Political synergy imperative to addressing challenges: MP
TEHRAN – Reacting to early electoral campaigning, a principlist parliamentarian in comments on Wednesday called for a synergistic approach by all political groups to address challenges the country is grappling with.
Iran will hold its next presidential and council elections on May 19, 2017, a month earlier than usual so as not to coincide with the Muslim fasting month of Ramadan.
“Political currents are expected to postpone their electoral activities to due time,” said Akbar Torki, representative of Faridan, central Iran.
“Instead, they should focus on the people who are under economic pressures.”
More economic voices have been heard in Iran nearly a little over one year after the implementation of an international nuclear deal with world powers, which removed crippling sanctions on the country.
Better economic performance was a running theme in President Rouhani’s stump speeches in 2013.
Holding a key in his hand in presidential ads, he vowed to rebuild the country’s ailing economy, not aware of a litany of economic problems to be bequeathed to him by Mahmoud Ahmadinejad.
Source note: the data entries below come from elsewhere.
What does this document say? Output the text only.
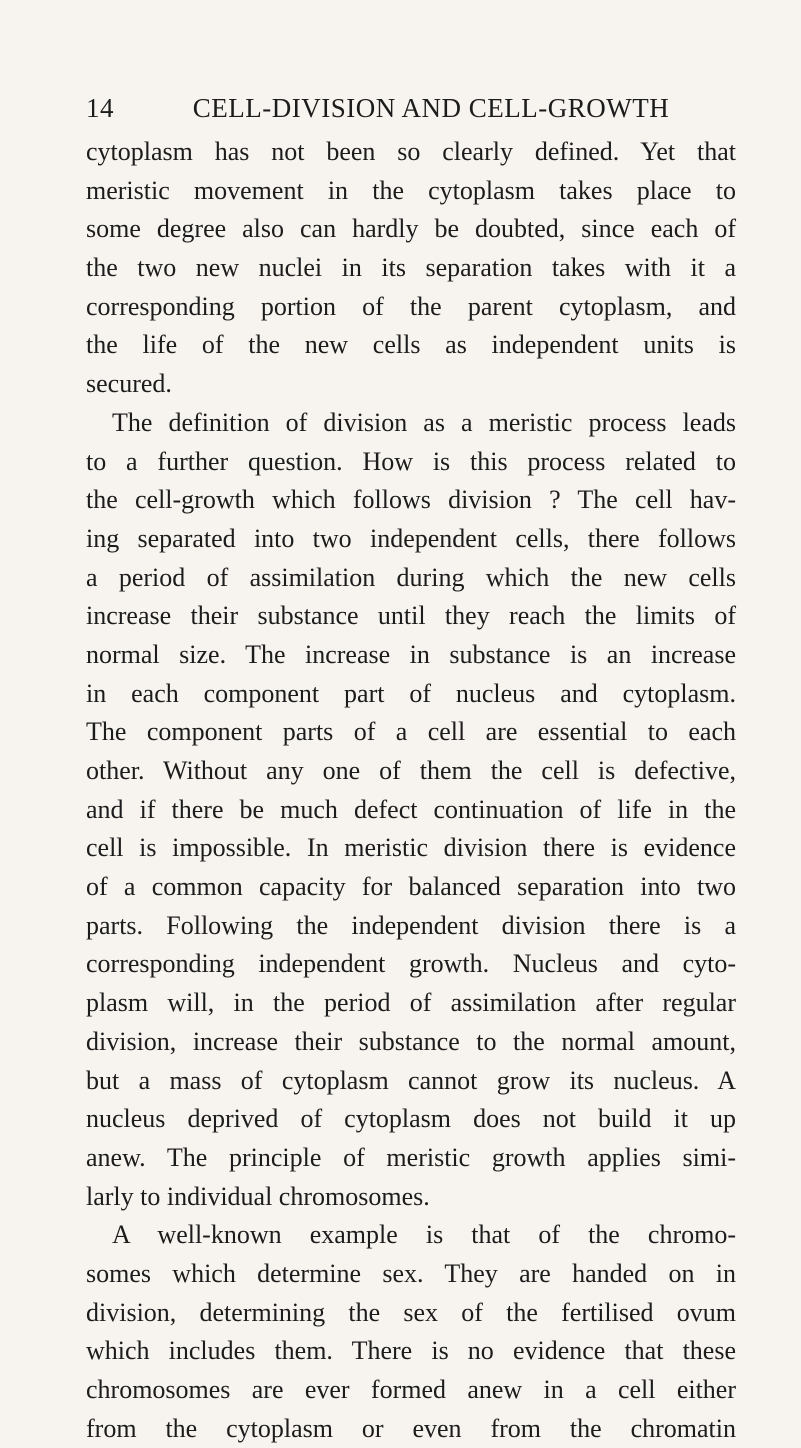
14	CELL-DIVISION AND CELL-GROWTH
cytoplasm has not been so clearly defined. Yet that
meristic movement in the cytoplasm takes place to
some degree also can hardly be doubted, since each of
the two new nuclei in its separation takes with it a
corresponding portion of the parent cytoplasm, and
the life of the new cells as independent units is
secured.
The definition of division as a meristic process leads
to a further question. How is this process related to
the cell-growth which follows division ? The cell hav-
ing separated into two independent cells, there follows
a period of assimilation during which the new cells
increase their substance until they reach the limits of
normal size. The increase in substance is an increase
in each component part of nucleus and cytoplasm.
The component parts of a cell are essential to each
other. Without any one of them the cell is defective,
and if there be much defect continuation of life in the
cell is impossible. In meristic division there is evidence
of a common capacity for balanced separation into two
parts. Following the independent division there is a
corresponding independent growth. Nucleus and cyto-
plasm will, in the period of assimilation after regular
division, increase their substance to the normal amount,
but a mass of cytoplasm cannot grow its nucleus. A
nucleus deprived of cytoplasm does not build it up
anew. The principle of meristic growth applies simi-
larly to individual chromosomes.
A well-known example is that of the chromo-
somes which determine sex. They are handed on in
division, determining the sex of the fertilised ovum
which includes them. There is no evidence that these
chromosomes are ever formed anew in a cell either
from the cytoplasm or even from the chromatin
The moderate administration, which championed the 2015 nuclear deal with the West, has achieved partial success, reining in soaring inflation rates and attracting billions of dollars of foreign investment.
In a speech in December 2016, Rouhani expressed hope to end the current Iranian calendar year, 1395, which ends in March 2017, “with single-digit inflation, a 5-percent growth rate and the creation of 700,000 new jobs.”
As Rouhani’s tenure nears end in August, experts are skeptical he has delivered his economic promises.
Rejecting the critics, Vice President Is’haq Jahangiri put the blame on huge backlog from previous administrations for the sluggish economy.
“A country that had been sent deep into a valley is now a few steps higher though it’s still at the bottom of the valley,” he said in an indirect reference to eight years of Ahmadinejad’s presidency.